Le bleu était la couleur dominante. Bleu gris pour le ciel dont les nuages si denses ne laissaient passer le soleil. Bleu vert pour l'herbe recouverte d'eau limpide qui permettait de voir le sol fertile. Bleu canard pour la forêt, sombre et terrifiante, mère de nombreuses histoires. Bleu nuit pour la route, longue et droite.
Ce camaïeu appelait à la rêverie. Le calme régnait. Le doux chant de la pluie claironnait dans toute la vallée. C'était un jour de fête pour les naïades et les dryades. L'observateur attentif aurait pu les voir jouer à travers la forêt. Fruits de la nature, certaines s'évaporaient dans les arbres, tandis que les autres se fondaient dans l'eau. On racontait qu'il était possible de les entendre rire en s'aventurant sur leur territoire, par-delà le chant de la pluie.
Les gouttes d'eau sautaient de feuille en feuille ou glissaient d'épine en épine. Quand elles arrivaient sur le sol submergé par la pluie, elles rebondissaient plusieurs fois avant de ne faire plus qu'un avec le reste de leurs congénères. C'était un sacrifice nécessaire pour laisser la place aux gouttes suivantes qui, elles-aussi, souhaitaient danser à travers les arbres.

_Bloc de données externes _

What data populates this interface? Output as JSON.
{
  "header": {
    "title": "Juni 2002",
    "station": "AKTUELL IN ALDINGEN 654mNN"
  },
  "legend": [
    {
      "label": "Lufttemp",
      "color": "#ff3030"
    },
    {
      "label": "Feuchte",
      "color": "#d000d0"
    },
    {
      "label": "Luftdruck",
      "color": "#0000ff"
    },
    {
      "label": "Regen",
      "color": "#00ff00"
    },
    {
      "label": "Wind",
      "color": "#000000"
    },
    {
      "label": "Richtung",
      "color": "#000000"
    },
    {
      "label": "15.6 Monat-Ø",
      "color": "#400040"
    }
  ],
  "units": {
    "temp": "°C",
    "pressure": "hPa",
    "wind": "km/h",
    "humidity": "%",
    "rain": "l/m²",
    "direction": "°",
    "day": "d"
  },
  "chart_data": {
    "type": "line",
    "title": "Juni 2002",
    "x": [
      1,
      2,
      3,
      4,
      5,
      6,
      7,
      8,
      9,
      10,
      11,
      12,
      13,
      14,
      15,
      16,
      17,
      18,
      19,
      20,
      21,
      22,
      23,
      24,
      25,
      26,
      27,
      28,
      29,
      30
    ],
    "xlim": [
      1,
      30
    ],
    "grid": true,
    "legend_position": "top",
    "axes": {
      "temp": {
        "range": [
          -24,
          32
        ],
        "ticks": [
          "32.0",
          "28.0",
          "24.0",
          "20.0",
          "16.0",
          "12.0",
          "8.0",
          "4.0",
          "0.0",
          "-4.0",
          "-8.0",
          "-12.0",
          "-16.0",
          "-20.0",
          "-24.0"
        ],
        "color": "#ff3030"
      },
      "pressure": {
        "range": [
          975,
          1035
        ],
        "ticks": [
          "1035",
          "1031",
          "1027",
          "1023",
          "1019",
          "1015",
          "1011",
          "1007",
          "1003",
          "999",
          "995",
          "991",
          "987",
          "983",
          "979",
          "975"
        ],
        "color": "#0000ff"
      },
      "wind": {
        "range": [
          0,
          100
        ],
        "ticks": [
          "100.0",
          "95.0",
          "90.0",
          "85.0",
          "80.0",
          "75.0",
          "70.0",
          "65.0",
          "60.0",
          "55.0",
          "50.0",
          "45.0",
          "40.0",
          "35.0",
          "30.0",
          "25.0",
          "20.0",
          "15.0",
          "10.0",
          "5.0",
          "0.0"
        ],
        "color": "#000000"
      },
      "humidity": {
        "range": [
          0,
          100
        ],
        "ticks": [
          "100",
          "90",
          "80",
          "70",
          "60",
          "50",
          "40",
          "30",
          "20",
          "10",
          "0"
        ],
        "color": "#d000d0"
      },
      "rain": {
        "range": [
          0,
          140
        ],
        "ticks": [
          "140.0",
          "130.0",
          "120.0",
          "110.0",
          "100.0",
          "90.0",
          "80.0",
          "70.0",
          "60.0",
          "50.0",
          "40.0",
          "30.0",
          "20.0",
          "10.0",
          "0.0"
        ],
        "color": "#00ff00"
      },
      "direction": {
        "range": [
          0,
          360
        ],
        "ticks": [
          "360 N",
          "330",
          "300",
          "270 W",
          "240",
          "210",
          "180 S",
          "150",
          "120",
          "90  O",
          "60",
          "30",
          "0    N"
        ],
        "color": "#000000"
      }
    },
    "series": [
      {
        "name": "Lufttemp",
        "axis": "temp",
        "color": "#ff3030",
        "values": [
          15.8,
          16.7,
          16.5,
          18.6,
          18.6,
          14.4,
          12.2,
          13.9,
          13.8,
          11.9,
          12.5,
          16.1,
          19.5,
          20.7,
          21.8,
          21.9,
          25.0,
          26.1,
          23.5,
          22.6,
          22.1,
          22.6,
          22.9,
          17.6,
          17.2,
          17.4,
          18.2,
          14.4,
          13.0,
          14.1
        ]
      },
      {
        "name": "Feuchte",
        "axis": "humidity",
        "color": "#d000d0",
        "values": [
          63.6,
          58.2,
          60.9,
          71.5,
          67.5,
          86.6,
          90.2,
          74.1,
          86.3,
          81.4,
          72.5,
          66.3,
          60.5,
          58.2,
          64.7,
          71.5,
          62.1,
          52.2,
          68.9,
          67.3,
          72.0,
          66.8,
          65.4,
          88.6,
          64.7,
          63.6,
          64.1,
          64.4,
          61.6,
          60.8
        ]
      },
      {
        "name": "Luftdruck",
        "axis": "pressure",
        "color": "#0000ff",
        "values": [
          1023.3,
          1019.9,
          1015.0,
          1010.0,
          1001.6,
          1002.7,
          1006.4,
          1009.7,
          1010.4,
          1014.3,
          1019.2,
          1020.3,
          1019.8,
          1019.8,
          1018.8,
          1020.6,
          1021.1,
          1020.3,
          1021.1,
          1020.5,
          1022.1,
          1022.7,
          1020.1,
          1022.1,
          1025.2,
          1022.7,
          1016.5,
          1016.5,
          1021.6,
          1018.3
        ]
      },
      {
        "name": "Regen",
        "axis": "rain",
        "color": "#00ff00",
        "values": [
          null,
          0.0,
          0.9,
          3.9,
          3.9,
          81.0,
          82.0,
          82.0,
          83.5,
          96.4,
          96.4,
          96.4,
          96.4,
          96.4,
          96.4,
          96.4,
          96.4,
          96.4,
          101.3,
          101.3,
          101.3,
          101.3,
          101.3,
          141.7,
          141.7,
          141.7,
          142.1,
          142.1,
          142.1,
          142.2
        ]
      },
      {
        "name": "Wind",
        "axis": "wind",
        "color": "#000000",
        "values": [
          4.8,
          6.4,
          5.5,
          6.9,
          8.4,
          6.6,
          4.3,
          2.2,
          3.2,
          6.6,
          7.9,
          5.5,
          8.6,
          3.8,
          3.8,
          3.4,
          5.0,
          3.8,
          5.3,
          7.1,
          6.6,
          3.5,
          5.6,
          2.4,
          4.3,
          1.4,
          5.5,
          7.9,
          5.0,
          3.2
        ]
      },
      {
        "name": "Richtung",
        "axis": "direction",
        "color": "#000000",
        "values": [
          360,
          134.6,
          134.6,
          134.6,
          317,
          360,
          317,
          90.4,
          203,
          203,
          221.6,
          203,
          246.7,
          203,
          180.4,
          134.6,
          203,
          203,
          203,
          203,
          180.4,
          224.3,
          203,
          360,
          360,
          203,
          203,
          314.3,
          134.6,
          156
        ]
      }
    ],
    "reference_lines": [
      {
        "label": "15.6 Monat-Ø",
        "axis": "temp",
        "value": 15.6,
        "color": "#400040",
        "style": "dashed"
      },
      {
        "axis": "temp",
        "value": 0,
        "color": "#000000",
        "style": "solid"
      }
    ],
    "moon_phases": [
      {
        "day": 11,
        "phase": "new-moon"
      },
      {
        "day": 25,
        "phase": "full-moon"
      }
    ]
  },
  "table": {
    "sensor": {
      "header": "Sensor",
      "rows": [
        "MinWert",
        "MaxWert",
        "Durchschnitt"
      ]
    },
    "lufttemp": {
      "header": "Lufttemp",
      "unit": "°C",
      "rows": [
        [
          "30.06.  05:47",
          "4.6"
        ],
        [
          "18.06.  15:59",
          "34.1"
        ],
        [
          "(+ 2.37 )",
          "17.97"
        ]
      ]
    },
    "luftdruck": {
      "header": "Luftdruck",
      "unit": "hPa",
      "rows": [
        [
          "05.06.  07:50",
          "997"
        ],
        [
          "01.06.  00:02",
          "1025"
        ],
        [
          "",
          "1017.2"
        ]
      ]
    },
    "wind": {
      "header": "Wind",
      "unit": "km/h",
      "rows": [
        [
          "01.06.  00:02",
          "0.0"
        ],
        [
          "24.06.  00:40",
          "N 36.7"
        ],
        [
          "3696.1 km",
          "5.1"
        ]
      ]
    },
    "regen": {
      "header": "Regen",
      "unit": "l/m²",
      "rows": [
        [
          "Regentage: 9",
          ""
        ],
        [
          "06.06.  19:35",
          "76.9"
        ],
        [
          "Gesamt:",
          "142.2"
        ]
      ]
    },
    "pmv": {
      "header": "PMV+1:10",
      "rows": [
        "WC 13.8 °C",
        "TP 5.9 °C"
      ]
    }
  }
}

Ces derniers, rafraîchis par la pluie, semblaient se coller les uns aux autres, ne laissant plus au spectateur le soin de différencier les nombreuses essences. Un petit vent soufflait dans leurs branchages, créant ainsi une mélodie plus basse que le chant de la pluie, et ensorcelait l'observateur, qui restait ébahit devant la beauté de la forêt de Rinvik.
La densité de la sylve floutait la vision du spectateur qui, au-delà des premiers arbres, ne voyait plus qu'un brouillard aux tons bleutés et terreux.
Les jours de pluie étaient ainsi devenus l'un des plus beaux spectacles que la nature pouvait offrir, donnant de la joie lors de ces moussons qui seraient si triste sans cela.
La mousson qui, normalement, était un évènement annuel, avait eu lieu deux fois cette année. Elle était l'indicateur du printemps. Les hivers, très froids dans la région, obligeaient la faune et la flore locale d'entrer en hibernation. Une fois les pluies diluviennes de la mousson tombées, le sol absorbait l'eau, permettant à la flore de renaître, suivie de la faune.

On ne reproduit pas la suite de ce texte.